Örn:Baba, 2.yöntemi kullanıyor. Anne ise 3.yöntemi kullanıyor. Bu durumda, baba ile çocuk arasında bir ittifak kurulma ihtimali yüksektir. Çocuğun gözünde, kendisinin her istediğini yapan baba “iyi”, anne ise “kötü” olacaktır. Bu durumda, bir sıkıntı yaşayan anne, eşini bu çatışmanın çözümü için uzlaşıma davet edebilir:
“Çocuğumuz yuvaya gitmek istemiyor. Evde kalmak istiyor. Sen de işe gitmek istiyorsun. Ben ise sen işe gittiğinde ve çocuk da yuvaya gittiğinde biraz dinlenmek ve öğleden sonraları da ev işleriyle uğraşmak istiyorum. Çocuk yuvaya gitmediğinde hem onunla ilgilenmek hem de ev işlerini yapmak beni çok yoruyor. Sen, çocuğa yuvaya gitmek zorunda olmadığını söylüyorsun. Bu soruna birlikte bir çözüm bulalım… Ne yapabiliriz??”
(bu iletişim, çocuğun da olduğu bir ortamda yapılabilir. Çünkü onun da dahil olduğu bir çatışma sözkonusu… çocuk, bu iletişime tanık olduğunda aslında annesinin “kötü” olduğu için kendisini engellemediğini, sadece kendi ihtiyaçlarını savunmaya çalıştığını görecek, ve annesinin kendi önceliklerini savunmak konusunda bu ilkeli duruşunu saygıyla karşılayacaktır)
****ancak, ebeveynlerden biri ile çocuk arasında “değer yargılarının, tercihlerin,vb.” çatışması varsa, ve diğer ebeveyn bu çatışmadan uzak durmak istiyorsa, burada ebeveynler arasında bir “ihtiyaçlar çatışması” yoktur (örn, çocuğa odasını toplatmaya çalışan bir anne, ve “bırak nasıl istiyorsa öyle kalsın” diyen bir baba). Çocukla böyle bir çatışmaya girişen ebeveynin onunla ilişkisi bozulacak, diğer ebeveynin ilişkisi ise iyiye gidecektir.

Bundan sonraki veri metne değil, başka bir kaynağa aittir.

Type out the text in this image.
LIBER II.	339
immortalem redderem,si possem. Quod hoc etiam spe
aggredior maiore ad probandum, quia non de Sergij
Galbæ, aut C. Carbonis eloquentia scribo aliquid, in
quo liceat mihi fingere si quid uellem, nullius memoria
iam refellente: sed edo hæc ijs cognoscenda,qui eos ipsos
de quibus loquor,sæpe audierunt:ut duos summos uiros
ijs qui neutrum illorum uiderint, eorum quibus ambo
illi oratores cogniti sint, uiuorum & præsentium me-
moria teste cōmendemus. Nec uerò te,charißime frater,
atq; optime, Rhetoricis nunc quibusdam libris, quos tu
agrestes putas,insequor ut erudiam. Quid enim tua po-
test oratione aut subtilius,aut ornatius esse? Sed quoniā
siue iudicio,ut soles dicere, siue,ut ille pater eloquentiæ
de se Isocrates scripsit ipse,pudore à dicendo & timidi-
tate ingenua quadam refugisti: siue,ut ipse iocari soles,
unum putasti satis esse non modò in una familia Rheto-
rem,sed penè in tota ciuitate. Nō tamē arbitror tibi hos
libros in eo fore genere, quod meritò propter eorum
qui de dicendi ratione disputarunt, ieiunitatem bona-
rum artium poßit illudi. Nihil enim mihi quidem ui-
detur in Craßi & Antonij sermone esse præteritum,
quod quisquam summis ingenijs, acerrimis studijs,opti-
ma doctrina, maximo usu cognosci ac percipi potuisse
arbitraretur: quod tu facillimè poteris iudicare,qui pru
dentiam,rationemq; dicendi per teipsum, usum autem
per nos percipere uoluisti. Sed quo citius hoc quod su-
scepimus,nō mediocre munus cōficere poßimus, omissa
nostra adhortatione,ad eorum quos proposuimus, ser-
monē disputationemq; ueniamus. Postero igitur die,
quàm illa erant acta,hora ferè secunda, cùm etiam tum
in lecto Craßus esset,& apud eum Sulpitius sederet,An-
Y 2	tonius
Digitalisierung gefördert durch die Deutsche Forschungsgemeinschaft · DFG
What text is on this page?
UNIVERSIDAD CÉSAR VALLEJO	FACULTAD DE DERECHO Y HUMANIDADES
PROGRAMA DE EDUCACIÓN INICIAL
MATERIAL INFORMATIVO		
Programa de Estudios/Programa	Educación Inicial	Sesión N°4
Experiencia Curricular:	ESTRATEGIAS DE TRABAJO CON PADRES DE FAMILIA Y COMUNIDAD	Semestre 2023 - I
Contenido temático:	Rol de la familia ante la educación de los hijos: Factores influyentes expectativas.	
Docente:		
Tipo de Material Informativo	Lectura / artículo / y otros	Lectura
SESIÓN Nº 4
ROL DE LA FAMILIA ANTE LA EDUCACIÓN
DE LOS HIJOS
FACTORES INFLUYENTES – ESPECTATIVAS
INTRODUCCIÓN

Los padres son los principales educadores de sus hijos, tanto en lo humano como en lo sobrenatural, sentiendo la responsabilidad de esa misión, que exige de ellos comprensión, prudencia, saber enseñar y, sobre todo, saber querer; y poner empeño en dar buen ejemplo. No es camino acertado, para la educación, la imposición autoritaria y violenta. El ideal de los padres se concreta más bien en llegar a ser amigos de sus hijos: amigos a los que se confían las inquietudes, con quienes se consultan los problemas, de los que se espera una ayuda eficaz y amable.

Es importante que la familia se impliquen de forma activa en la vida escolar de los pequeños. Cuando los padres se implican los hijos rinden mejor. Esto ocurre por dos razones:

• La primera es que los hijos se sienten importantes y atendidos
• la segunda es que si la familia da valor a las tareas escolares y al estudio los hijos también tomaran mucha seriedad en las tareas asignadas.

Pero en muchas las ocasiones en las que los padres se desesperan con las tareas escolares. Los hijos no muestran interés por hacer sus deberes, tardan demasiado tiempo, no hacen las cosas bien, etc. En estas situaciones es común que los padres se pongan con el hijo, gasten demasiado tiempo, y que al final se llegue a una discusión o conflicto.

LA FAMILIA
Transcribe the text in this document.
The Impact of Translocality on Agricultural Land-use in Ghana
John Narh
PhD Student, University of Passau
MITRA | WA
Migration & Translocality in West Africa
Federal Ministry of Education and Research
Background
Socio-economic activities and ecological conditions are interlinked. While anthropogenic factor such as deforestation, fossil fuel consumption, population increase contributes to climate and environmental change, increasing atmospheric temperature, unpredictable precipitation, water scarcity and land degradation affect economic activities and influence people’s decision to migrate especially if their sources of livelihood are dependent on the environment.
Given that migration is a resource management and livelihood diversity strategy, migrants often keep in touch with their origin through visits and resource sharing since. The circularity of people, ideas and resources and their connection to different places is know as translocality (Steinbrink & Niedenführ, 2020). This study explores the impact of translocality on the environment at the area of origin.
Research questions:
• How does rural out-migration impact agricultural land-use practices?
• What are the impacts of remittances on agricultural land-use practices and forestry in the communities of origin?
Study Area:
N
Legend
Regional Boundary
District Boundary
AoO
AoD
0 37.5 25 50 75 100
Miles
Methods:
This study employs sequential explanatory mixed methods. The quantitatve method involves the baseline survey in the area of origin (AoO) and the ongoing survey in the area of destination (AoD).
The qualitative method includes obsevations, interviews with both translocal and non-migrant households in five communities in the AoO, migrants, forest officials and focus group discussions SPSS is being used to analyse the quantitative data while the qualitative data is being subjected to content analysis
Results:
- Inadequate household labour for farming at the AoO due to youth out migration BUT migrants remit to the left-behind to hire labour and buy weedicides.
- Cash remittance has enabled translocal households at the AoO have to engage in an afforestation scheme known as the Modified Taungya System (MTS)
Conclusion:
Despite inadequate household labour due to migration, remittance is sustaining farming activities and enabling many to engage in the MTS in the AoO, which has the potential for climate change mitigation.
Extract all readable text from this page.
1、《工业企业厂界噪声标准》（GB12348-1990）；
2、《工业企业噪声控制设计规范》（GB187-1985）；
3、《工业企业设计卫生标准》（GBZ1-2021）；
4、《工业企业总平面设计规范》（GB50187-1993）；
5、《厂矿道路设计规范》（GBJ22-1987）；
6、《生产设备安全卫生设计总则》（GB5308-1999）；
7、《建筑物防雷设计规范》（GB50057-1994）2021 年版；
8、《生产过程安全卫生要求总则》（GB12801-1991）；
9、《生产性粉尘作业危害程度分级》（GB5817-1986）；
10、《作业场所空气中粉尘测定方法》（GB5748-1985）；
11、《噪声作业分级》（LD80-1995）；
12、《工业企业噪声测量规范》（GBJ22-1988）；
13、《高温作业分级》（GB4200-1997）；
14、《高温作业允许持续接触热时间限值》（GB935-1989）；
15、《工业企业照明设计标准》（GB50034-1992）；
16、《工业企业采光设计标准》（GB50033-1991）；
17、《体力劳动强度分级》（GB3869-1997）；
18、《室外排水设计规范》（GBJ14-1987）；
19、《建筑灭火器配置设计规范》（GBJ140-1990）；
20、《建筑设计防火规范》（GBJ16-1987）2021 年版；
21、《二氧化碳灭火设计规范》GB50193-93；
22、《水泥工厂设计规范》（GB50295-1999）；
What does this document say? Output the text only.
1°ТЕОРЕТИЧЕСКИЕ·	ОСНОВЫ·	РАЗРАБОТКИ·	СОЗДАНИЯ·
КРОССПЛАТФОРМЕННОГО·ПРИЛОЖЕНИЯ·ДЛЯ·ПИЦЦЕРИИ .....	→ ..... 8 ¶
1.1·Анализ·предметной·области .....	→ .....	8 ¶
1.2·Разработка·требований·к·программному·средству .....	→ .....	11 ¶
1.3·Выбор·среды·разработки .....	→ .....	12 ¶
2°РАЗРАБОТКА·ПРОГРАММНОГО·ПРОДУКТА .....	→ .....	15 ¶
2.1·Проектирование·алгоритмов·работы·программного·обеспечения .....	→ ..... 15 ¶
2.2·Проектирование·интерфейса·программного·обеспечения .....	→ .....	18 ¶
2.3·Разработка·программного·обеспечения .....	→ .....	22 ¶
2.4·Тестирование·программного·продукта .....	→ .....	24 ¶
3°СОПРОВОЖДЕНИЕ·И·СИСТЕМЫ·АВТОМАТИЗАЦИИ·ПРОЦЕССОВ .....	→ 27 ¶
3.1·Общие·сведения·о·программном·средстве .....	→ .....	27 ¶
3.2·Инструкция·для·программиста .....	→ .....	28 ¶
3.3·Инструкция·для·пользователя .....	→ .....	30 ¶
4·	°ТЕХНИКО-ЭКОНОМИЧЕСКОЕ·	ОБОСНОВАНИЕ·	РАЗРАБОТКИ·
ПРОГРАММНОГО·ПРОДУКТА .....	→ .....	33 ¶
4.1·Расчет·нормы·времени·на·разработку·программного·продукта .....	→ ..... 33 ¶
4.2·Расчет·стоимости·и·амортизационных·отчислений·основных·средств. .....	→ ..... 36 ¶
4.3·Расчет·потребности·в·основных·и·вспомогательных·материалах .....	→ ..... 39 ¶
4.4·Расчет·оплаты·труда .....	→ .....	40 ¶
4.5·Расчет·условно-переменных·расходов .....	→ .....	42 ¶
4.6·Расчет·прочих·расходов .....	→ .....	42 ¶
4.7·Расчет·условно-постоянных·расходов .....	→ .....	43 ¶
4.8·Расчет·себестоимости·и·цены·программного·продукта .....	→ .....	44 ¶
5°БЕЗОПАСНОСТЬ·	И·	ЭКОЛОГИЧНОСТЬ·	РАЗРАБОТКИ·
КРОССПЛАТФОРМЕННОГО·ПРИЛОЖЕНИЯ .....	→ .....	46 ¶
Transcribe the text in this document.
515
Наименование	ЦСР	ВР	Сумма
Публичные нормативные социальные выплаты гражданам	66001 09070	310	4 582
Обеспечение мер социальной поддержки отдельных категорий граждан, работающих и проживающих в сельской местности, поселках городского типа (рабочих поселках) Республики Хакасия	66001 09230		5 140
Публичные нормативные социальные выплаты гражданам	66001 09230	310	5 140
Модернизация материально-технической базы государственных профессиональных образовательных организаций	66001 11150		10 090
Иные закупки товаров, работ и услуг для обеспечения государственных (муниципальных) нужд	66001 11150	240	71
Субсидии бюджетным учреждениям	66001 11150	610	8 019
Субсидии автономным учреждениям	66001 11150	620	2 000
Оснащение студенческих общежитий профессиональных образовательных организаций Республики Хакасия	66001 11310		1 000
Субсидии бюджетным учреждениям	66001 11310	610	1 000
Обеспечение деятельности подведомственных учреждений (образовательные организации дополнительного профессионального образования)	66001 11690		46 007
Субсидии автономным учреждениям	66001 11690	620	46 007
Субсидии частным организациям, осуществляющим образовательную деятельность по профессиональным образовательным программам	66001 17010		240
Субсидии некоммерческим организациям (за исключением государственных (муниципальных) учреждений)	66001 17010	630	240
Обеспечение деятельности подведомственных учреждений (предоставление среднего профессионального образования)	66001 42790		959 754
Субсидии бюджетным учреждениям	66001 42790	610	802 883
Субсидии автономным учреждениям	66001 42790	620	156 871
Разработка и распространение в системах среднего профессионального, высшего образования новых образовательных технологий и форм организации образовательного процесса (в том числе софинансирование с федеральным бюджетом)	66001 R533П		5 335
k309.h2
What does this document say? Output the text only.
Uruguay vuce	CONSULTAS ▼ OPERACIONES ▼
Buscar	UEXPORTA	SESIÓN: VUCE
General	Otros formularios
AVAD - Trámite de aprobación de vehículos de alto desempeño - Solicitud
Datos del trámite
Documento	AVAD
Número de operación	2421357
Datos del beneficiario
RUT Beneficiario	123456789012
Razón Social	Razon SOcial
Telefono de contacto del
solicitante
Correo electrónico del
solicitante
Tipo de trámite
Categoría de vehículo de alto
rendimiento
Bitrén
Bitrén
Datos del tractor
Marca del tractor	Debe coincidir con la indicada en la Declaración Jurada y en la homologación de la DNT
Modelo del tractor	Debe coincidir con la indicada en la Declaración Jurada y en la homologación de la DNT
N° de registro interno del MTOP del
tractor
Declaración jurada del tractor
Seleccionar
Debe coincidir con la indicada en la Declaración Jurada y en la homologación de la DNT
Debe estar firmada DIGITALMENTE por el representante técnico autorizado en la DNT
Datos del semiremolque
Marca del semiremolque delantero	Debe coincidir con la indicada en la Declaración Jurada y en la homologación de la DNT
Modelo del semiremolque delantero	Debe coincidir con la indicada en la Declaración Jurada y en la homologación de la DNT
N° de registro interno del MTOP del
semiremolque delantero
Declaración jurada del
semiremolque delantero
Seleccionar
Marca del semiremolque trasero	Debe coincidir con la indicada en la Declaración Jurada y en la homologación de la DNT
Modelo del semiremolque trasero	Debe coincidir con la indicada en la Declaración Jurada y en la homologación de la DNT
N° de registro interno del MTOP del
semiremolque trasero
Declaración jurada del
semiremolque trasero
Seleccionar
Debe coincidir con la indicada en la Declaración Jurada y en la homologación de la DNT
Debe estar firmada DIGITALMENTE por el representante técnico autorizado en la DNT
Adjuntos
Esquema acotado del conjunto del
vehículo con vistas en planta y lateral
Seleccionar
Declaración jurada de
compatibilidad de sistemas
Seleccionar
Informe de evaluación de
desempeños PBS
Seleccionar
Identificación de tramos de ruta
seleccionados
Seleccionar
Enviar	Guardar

C) 3.yöntemi ayaküstü, aceleniz varken, ve duygular çok sıcakken uygulamaya çalışmak, onu işe yaramaz hale getirebilir.
Örn: Sabah işe geç kaldınız. Çocuğunuz ise yavaş davranıyor. Belli ki yuvaya gitmeye isteksiz. O anda, ayaküstü, telaşlıyken, ve öfkeliyken bu çatışmayı çözmeye çalışmak yerine, akşam eve geldiğinizde çatışma çözümüne yeteri kadar zaman ayırabileceğiniz bir “toplantı”ya çocuğunuzu davet ederek bu konuyu gündeme getirebilirsiniz. Bir çözümde uzlaştığınızda, ertesi sabah çatışma tekrar yaşandığında bu çözümü hatırlatacak bir yöntem de bulmalısınız…
D) Yıllardır çatışmaların çözümünde geleneksel yöntemleri kullanan anne-babalar (ve çocuklar) bu alışıldık yöntemleri bir yana bırakıp yeni yönteme uyum sağlamakta zorlanabilir. Her iki taraf da (özellikle de şimdiye dek çatışmalardan “galibiyet” ile çıkmaya alışmış olan taraf!!) direnecektir, alışkanlıklarından vazgeçmek istemeyecektir. Sabırlı olun. İlk denemelerde 3.yöntem işe yaramıyor gibi görünse ile hemen pes edip eski alışkanlıklara geri dönmeyin. Taraflardan biri, üzerinde uzlaşılmış olan çözüm yoluna uymakta direnirse (yan çizerse!!) bu durumdan kaynaklanan duygularınızı (hayalkırıklığı, üzüntü, öfke, vb.) ben dili ile ifade edin. Sen dili kullanmayın. Ve gerekirse çözüm sürecini tekrar başlatın (tekrar masaya oturun).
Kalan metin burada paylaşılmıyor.